Longe da meta No ano passado, o déficit público de Portugal foi de 8,6% do Produto Interno Bruto. O compromisso era de um déficit de 7,3%. Para este ano, a meta é de 4,6%.

PARA LEMBRAR

Parlamento recusou plano de austeridade

Há duas semanas, no dia 23 de março, o primeiro-ministro de Portugal, José Sócrates, não conseguiu os votos necessários para passar uma nova lei de austeridade e foi obrigado a apresentar sua renúncia e convocar eleições antecipadas.

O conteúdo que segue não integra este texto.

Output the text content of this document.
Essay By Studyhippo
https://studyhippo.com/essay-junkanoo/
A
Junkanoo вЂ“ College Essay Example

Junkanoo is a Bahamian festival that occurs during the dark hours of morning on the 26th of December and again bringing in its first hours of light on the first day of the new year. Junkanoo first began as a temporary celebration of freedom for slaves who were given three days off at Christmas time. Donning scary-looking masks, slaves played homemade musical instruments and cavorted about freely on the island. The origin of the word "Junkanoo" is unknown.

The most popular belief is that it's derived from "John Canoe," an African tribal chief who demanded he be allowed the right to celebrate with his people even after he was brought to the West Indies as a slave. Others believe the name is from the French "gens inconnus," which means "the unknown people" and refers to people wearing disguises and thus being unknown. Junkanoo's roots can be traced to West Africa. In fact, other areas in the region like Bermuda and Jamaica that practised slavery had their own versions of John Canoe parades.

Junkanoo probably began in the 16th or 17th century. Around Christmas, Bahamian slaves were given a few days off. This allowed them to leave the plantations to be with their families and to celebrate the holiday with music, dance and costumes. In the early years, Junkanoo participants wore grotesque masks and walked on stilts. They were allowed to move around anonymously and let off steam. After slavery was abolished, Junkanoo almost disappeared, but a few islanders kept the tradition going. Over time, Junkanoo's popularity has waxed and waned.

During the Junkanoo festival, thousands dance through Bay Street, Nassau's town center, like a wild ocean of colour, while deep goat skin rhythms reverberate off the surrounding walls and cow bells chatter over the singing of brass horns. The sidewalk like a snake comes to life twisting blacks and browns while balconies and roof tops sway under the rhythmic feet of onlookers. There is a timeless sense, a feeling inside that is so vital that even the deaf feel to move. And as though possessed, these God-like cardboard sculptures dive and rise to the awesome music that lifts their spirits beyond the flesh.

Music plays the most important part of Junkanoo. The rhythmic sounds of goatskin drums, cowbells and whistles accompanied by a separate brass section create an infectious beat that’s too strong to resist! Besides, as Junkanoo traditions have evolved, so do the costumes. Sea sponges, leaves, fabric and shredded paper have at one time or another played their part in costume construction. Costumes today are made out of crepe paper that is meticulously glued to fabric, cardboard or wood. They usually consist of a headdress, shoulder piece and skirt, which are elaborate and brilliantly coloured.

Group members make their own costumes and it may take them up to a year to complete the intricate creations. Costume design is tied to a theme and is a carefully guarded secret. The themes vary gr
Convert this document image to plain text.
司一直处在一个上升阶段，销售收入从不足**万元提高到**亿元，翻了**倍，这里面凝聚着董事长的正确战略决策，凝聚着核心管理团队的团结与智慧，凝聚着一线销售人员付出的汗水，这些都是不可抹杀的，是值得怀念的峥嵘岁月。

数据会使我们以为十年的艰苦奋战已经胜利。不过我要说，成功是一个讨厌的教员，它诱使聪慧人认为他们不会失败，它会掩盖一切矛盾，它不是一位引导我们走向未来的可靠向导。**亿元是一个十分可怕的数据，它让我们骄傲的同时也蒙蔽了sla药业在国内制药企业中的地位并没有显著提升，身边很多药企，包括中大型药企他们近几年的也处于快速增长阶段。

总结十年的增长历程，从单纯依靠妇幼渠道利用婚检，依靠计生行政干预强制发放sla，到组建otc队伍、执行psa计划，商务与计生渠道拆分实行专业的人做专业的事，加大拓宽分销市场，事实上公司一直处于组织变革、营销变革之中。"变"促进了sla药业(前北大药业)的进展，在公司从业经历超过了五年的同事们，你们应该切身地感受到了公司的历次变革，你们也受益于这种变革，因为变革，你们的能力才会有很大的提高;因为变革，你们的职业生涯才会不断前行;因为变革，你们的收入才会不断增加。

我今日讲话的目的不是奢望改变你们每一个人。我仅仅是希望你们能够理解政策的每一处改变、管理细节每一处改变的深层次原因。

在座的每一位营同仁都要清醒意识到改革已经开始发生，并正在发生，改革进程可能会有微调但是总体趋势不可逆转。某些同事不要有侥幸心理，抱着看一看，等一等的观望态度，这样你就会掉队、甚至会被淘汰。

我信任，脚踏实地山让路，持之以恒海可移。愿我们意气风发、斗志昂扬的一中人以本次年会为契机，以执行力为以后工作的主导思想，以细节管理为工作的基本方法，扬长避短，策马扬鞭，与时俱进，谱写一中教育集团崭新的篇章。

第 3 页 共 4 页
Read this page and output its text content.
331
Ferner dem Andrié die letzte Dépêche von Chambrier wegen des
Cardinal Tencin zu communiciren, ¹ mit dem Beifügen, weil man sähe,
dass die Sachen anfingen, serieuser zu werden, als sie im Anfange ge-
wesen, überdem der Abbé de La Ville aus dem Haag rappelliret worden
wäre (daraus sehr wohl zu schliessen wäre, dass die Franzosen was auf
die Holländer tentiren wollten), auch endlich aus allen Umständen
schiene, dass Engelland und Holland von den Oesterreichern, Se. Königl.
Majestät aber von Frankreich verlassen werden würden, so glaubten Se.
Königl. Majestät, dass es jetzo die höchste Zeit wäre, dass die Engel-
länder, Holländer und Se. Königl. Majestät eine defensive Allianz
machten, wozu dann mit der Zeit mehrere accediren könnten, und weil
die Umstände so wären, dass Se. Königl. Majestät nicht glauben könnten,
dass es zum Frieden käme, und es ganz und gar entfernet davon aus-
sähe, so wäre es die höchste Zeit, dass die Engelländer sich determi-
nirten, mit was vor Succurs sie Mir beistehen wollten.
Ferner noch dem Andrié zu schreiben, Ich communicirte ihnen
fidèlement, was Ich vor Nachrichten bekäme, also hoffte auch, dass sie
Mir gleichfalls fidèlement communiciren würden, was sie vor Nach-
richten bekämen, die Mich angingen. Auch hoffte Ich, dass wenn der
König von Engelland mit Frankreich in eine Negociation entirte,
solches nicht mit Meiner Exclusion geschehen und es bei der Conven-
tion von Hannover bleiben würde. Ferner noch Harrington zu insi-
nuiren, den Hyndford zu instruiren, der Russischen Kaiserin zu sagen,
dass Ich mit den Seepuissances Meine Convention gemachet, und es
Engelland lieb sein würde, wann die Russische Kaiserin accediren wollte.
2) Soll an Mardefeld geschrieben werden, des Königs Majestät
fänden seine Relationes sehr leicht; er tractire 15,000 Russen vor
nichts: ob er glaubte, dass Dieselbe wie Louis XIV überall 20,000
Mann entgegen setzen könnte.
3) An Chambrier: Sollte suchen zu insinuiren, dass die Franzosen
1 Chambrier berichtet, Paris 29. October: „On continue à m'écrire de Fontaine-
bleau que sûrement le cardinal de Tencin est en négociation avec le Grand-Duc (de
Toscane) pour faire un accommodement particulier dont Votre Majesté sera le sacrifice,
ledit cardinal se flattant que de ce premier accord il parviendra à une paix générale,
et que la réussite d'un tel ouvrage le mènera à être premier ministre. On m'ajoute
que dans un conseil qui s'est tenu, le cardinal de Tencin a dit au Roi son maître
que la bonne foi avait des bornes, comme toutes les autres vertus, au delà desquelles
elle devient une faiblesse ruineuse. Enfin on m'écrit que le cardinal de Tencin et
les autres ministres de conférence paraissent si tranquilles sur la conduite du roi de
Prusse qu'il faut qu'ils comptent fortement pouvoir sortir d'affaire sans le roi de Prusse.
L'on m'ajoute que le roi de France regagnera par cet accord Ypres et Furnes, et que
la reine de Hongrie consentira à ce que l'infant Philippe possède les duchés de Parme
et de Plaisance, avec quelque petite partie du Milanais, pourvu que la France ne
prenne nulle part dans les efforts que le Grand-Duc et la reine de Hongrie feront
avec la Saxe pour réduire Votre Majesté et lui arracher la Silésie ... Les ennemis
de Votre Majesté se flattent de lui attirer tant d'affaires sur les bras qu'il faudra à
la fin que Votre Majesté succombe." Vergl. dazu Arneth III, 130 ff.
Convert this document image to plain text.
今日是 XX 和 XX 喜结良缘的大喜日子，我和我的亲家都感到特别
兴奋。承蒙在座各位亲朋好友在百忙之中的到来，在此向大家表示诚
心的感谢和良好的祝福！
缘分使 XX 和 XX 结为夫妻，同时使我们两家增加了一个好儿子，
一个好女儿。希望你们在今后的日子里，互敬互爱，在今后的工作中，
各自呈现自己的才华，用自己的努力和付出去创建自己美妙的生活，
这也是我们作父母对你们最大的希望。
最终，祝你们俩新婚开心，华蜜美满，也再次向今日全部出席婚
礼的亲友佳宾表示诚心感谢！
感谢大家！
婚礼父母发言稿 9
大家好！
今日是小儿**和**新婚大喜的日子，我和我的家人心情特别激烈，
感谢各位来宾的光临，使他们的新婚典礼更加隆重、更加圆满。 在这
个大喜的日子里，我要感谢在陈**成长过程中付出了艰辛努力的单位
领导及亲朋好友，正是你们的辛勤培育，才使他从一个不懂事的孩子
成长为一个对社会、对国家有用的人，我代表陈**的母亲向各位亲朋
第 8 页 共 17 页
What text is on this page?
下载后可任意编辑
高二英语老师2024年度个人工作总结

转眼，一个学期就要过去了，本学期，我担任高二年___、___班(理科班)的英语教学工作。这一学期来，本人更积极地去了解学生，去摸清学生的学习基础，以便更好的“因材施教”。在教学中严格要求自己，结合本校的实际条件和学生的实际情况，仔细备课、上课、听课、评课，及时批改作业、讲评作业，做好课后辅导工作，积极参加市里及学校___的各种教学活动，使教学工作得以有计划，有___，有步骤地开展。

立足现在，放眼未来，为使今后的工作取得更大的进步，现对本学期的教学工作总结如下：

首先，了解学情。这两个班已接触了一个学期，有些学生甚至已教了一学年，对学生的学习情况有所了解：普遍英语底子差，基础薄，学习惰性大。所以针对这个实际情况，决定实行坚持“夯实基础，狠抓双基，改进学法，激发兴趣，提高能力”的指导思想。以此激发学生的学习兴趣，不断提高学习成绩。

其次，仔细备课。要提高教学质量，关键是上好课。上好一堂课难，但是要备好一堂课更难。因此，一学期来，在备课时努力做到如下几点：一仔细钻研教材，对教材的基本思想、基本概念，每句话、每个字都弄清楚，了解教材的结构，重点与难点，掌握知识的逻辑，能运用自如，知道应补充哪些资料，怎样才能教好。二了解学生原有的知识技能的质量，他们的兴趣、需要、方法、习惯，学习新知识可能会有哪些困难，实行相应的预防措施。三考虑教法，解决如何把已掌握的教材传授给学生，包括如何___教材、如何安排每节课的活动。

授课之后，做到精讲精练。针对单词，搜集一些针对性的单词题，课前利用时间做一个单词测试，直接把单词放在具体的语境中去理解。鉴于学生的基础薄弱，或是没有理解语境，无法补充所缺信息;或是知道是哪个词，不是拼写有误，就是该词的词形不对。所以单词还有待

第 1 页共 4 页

Nos últimos meses, Portugal lutava contra a ameaça de ter de recorrer a fundos externos, alegando que sua situação não era como a da Irlanda ou da Grécia. Mas a oposição de centro-direita liderada por Pedro Coelho, que já havia avançado em eleições locais e está na liderança das pesquisas de opinião, usou a situação para derrubar o governo e forçar a convocação de eleições. Sócrates, há seis anos no poder, não teve alternativa diante da derrota no Parlamento e anunciou sua demissão.

O plano recusado pelo Parlamento era o quarto em apenas um ano. Dessa vez, a proposta incluía a redução de até 10% nas aposentadorias.

Sócrates nem sequer ficou para ver a votação, que teve votos contrários de todos os cinco partidos de oposição.